VANCOUVER - The provincial government has reinstated funding for a University of British Columbia program that independently assesses the effectiveness and safety of drugs covered under B.C's Pharmacare program, a program whose funding was cut in the midst of a bizarre scandal last year.
The province suspended the contracts for the Therapeutics Initiative in September 2012, and launched a review of potential privacy breaches involving medical information.
The Health Ministry said Tuesday that all of the recommendations of privacy commissioner Elizabeth Denham have been put in place, as well as the recommendations from a data security review by Deloitte.
"Restoring secure data access and contracts comes after taking steps to strengthen the security of health information at the ministry, and make approved data available more quickly for researchers," the ministry said in a statement.
Among the changes, 280 ministry personnel have received mandatory privacy and data security training.
Beginning later this fall, all contractors and researchers using ministry data will have to have similar training, and random audits will be conducted on how researchers use health data.
UBC welcomed the announcement, saying the program will resume with improved protection for patient privacy.
"This is good news. It means stronger patient protection through evidence-based evaluations of new drugs," said Gavin Stuart, dean of the faculty of medicine.
The program resumes with more oversight and better protection of patient information, Stuart said.
In September 2010 when the funding was cut, the ministry announced that seven pharmaceutical researchers had been fired, accused of misconduct related to data-management practices.

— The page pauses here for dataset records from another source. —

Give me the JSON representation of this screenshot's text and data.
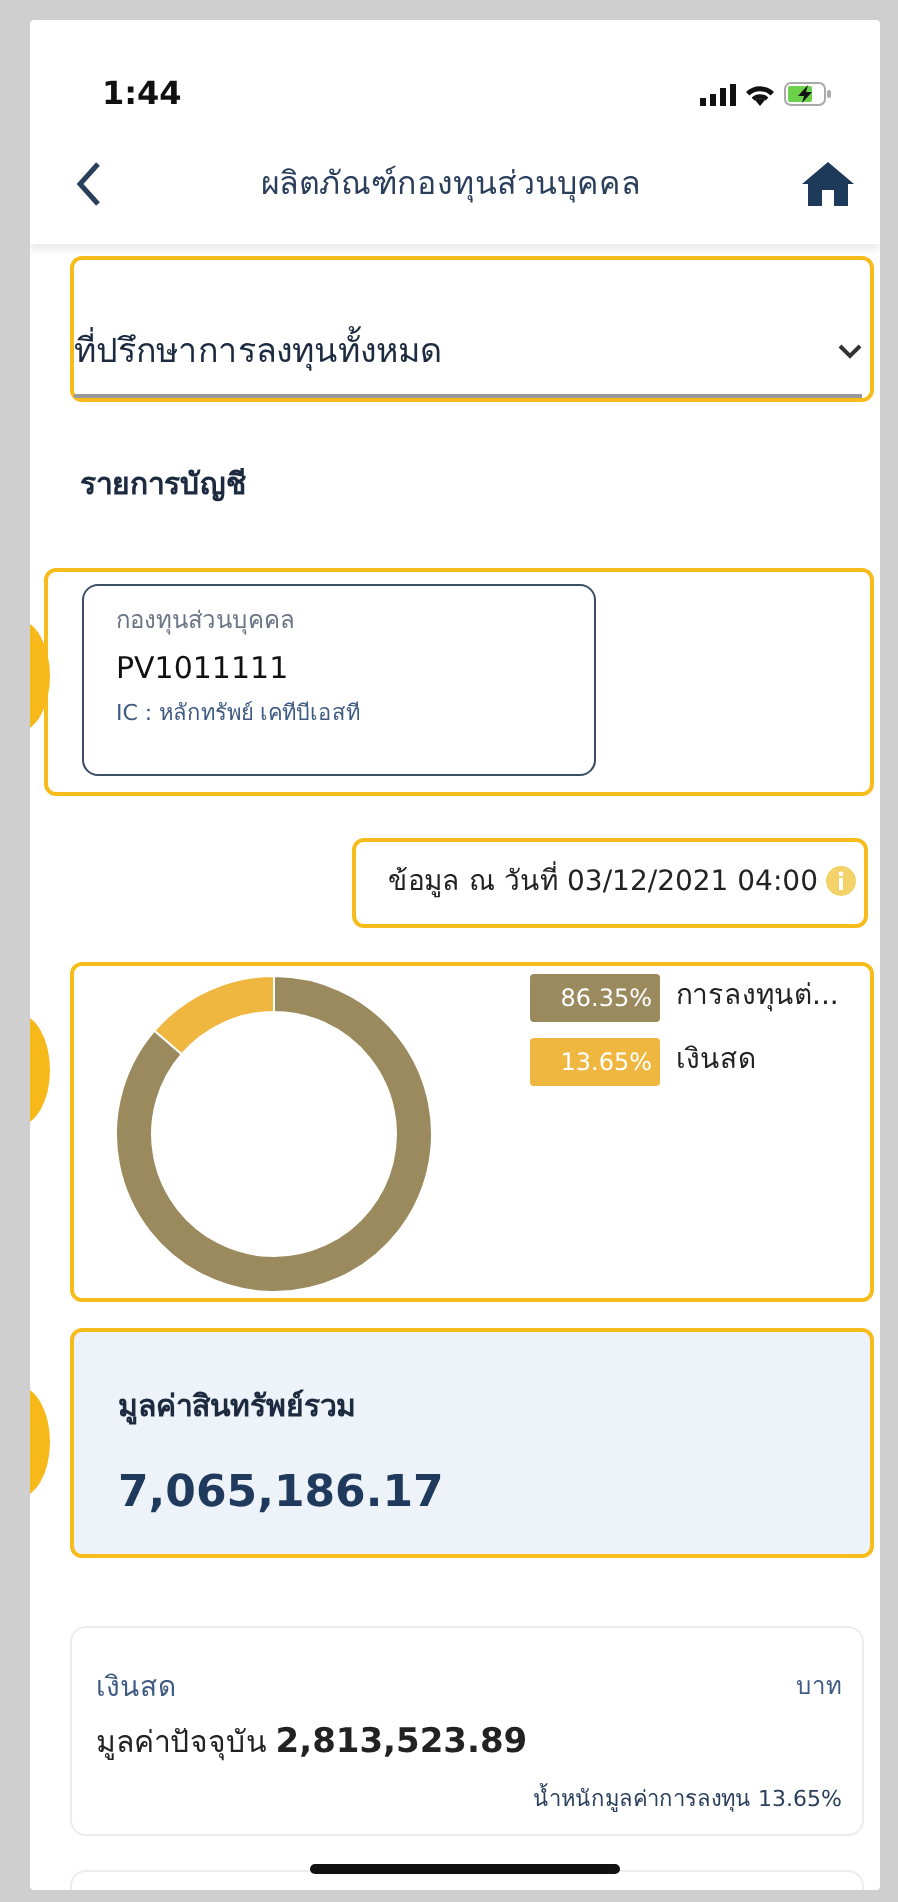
{
  "status_bar": {
    "time": "1:44"
  },
  "header": {
    "title": "ผลิตภัณฑ์กองทุนส่วนบุคคล"
  },
  "advisor_select": {
    "value": "ที่ปรึกษาการลงทุนทั้งหมด",
    "highlighted": true
  },
  "section_title": "รายการบัญชี",
  "account": {
    "type": "กองทุนส่วนบุคคล",
    "number": "PV1011111",
    "ic": "IC : หลักทรัพย์ เคทีบีเอสที",
    "highlighted": true,
    "marked": true
  },
  "as_of": {
    "text": "ข้อมูล ณ วันที่ 03/12/2021 04:00",
    "highlighted": true
  },
  "allocation": {
    "highlighted": true,
    "marked": true,
    "legend": [
      {
        "percent": "86.35%",
        "color": "#9a8a5e"
      },
      {
        "percent": "13.65%",
        "color": "#f0b740"
      }
    ],
    "chart_data": {
      "type": "donut",
      "categories": [
        "การลงทุนต่...",
        "เงินสด"
      ],
      "values": [
        86.35,
        13.65
      ]
    }
  },
  "total": {
    "label": "มูลค่าสินทรัพย์รวม",
    "value": "7,065,186.17",
    "highlighted": true,
    "marked": true
  },
  "holdings": [
    {
      "name": "เงินสด",
      "unit": "บาท",
      "value_label": "มูลค่าปัจจุบัน",
      "value": "2,813,523.89",
      "weight": "น้ำหนักมูลค่าการลงทุน 13.65%"
    }
  ]
}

The events were never fully explained, and the mystery only intensified after one of the researchers was found dead of an apparent suicide, according to reports.
The investigation by the provincial privacy watchdog said the investigation began in May 2012 and related to three cases in which researchers requested information from the ministry and received health data with information — personal health numbers — that could identify the individuals.
The privacy investigation found deficiencies in the ministry's privacy and security safeguards for personal information and made 11 recommendations around access to provincial health databases.
All seven fired ministry employees filed lawsuits claiming wrongful dismissal.
The Therapeutics Initiative was put in place in 1994, and was contracted by the provincial health ministry to gather and assess clinical data on the effectiveness and use of pharmaceutical drugs. The program reports helped guide the province in deciding which drugs would be covered by the provincial Pharmacare program.
The program researchers accessed provincial data such as hospital and lab records, Medicare billing data, cancer registries, vital statistics and employment data in assessing drugs and public policy initiatives.
Last year, the program funding was cut from $1 million to $550,000, according to previous stories. The province said Tuesday the renewed contract is worth $550,000 a year, plus additional funding worth up to $150,000 for clinical drug reviews.
NDP Leader Adrian Dix applauded the government for re-instating the program, saying it was an "important step and a real victory."
"For pretty much the entire 12 years of the Liberal government, they've been targeting this.. . .What happens every time is that the work that they (the initiative) do is seen as indispensible because it is. It saves lives, it saves money in a healthcare system that needs both."